The military can do it all. In time, we could restructure our added responsibilities so other institutions could accept some of the burden. The Army Corps of Engineers is one example of how this has worked in the past. But for now, we must accept our unique role in providing more opportunities for public service. And a generation from now, when responsibility for such programs is shared across society, we may once again live under a Congress where all members have served—in a hospital, in a youth shelter, or on a distant battlefield. And we may once again live in a country where national identity means something, and where people care enough to vote.
Why the Military?
The military is the only U.S. institution with the organization, discipline, public respect, and political clout to pull this off. We still possess, in Richard Kohn and Peter Feaver's words, a "profound moral presence," and, as Sara Lister has noted, we "enjoy the highest respect of any professional group in our society." Most important, the military serves no single constituency—as an institution we answer to every citizen. Jim Fallows elaborates on this key point: "The military ... is the one government institution that has been assigned legitimacy to act on its notion of the collective good. 'National defense' can make us do things—train engineers, build highways—that long-term good of the nation or common sense cannot."

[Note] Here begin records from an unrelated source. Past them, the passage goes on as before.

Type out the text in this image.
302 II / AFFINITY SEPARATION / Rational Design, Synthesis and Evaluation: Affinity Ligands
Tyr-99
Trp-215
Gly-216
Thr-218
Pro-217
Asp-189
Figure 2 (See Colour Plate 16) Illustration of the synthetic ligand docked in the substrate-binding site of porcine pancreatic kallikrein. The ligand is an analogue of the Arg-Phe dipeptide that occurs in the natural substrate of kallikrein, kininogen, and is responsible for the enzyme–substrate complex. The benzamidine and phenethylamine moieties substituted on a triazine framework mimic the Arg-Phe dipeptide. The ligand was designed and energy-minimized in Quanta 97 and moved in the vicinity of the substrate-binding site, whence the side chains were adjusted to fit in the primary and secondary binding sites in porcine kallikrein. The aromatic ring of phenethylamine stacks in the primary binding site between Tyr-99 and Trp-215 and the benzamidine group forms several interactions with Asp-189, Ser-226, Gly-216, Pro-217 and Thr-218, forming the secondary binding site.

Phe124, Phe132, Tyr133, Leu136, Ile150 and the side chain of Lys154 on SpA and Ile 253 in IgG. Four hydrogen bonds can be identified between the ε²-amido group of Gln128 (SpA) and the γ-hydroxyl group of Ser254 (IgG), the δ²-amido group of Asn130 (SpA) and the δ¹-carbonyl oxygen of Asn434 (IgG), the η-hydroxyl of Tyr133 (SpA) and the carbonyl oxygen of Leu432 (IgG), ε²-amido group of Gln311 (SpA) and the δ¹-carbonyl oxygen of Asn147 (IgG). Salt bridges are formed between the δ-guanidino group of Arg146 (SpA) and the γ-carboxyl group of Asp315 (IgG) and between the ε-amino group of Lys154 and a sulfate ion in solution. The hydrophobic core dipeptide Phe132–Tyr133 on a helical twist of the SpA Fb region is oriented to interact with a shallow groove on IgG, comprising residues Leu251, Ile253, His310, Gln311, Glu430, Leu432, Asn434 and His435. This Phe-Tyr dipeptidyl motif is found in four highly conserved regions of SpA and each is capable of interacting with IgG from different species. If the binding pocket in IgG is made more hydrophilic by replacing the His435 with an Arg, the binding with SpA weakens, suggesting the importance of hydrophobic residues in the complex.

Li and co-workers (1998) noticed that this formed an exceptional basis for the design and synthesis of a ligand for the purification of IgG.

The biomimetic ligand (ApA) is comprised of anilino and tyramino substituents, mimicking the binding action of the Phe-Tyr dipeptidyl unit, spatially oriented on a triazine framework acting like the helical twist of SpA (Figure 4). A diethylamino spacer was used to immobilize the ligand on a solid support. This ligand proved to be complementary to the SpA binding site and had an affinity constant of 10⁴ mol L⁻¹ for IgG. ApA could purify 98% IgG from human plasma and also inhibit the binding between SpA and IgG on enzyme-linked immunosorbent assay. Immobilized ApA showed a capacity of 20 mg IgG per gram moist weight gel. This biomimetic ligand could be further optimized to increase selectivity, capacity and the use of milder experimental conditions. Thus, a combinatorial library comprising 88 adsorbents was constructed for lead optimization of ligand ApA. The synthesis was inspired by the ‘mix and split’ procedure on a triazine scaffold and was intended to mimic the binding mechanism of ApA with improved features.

Those still unconvinced should consider the Coast Guard. Here is a military organization deeply involved in domestic issues—counternarcotics, immigration, search and rescue—that still maintains its ability to fight and does not threaten civilian leadership. No one worries about this massive domestic operation, simply because we are used to it. If changing an attitude is all it takes, we have no excuse not to try.

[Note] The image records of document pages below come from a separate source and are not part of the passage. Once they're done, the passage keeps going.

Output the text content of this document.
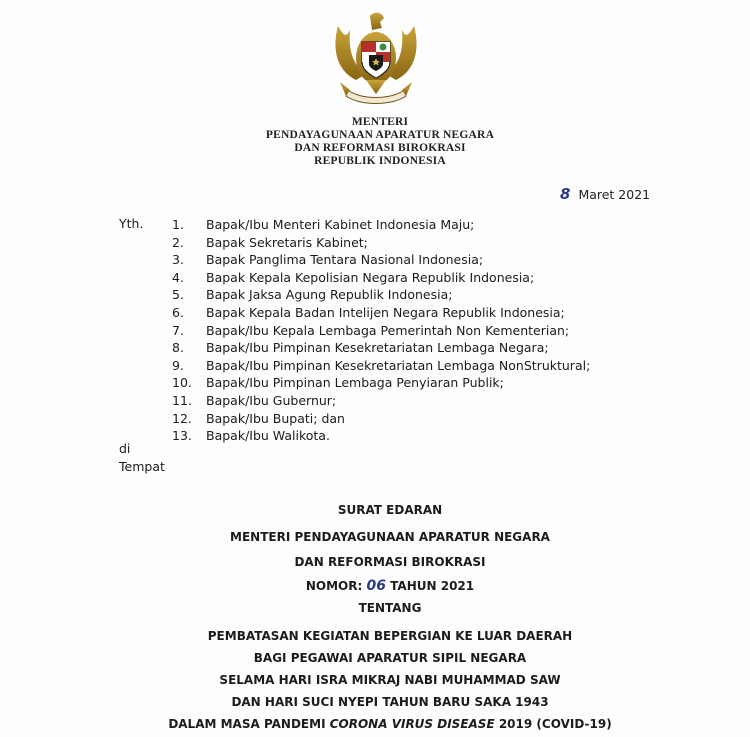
MENTERI
PENDAYAGUNAAN APARATUR NEGARA
DAN REFORMASI BIROKRASI
REPUBLIK INDONESIA
8 Maret 2021
Yth. 1. Bapak/Ibu Menteri Kabinet Indonesia Maju;
2. Bapak Sekretaris Kabinet;
3. Bapak Panglima Tentara Nasional Indonesia;
4. Bapak Kepala Kepolisian Negara Republik Indonesia;
5. Bapak Jaksa Agung Republik Indonesia;
6. Bapak Kepala Badan Intelijen Negara Republik Indonesia;
7. Bapak/Ibu Kepala Lembaga Pemerintah Non Kementerian;
8. Bapak/Ibu Pimpinan Kesekretariatan Lembaga Negara;
9. Bapak/Ibu Pimpinan Kesekretariatan Lembaga NonStruktural;
10. Bapak/Ibu Pimpinan Lembaga Penyiaran Publik;
11. Bapak/Ibu Gubernur;
12. Bapak/Ibu Bupati; dan
13. Bapak/Ibu Walikota.
di
Tempat
SURAT EDARAN
MENTERI PENDAYAGUNAAN APARATUR NEGARA
DAN REFORMASI BIROKRASI
NOMOR: 06 TAHUN 2021
TENTANG
PEMBATASAN KEGIATAN BEPERGIAN KE LUAR DAERAH
BAGI PEGAWAI APARATUR SIPIL NEGARA
SELAMA HARI ISRA MIKRAJ NABI MUHAMMAD SAW
DAN HARI SUCI NYEPI TAHUN BARU SAKA 1943
DALAM MASA PANDEMI CORONA VIRUS DISEASE 2019 (COVID-19)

Samuel Adams did not trust soldiers. The professional military men he encountered were a breed apart, who did not care to mingle with civilians. George Washington had a different vision for his country's military. "When we created the soldier," he said, "we did not lay aside the citizen." This should be our charge, to rediscover the citizen-soldier that Washington emulated so well. The civil-military divide is not new, but the chance to rebuild Washington's notion of citizenship may never come again. We must act bravely, and we must act soon. Doing so, we may finally lay to rest Adams's centuries-old mistrust of the U.S. soldier.
Lieutenant Harbaugh is assigned to Fleet Air Reconnaissance Squadron (VQ)-1 at NAS Whidbey Island, Washington. His essay, “Learning to Lead the DI Way,” won first honorable mention in the 2000 Vincent Astor Memorial Leadership Essay Contest.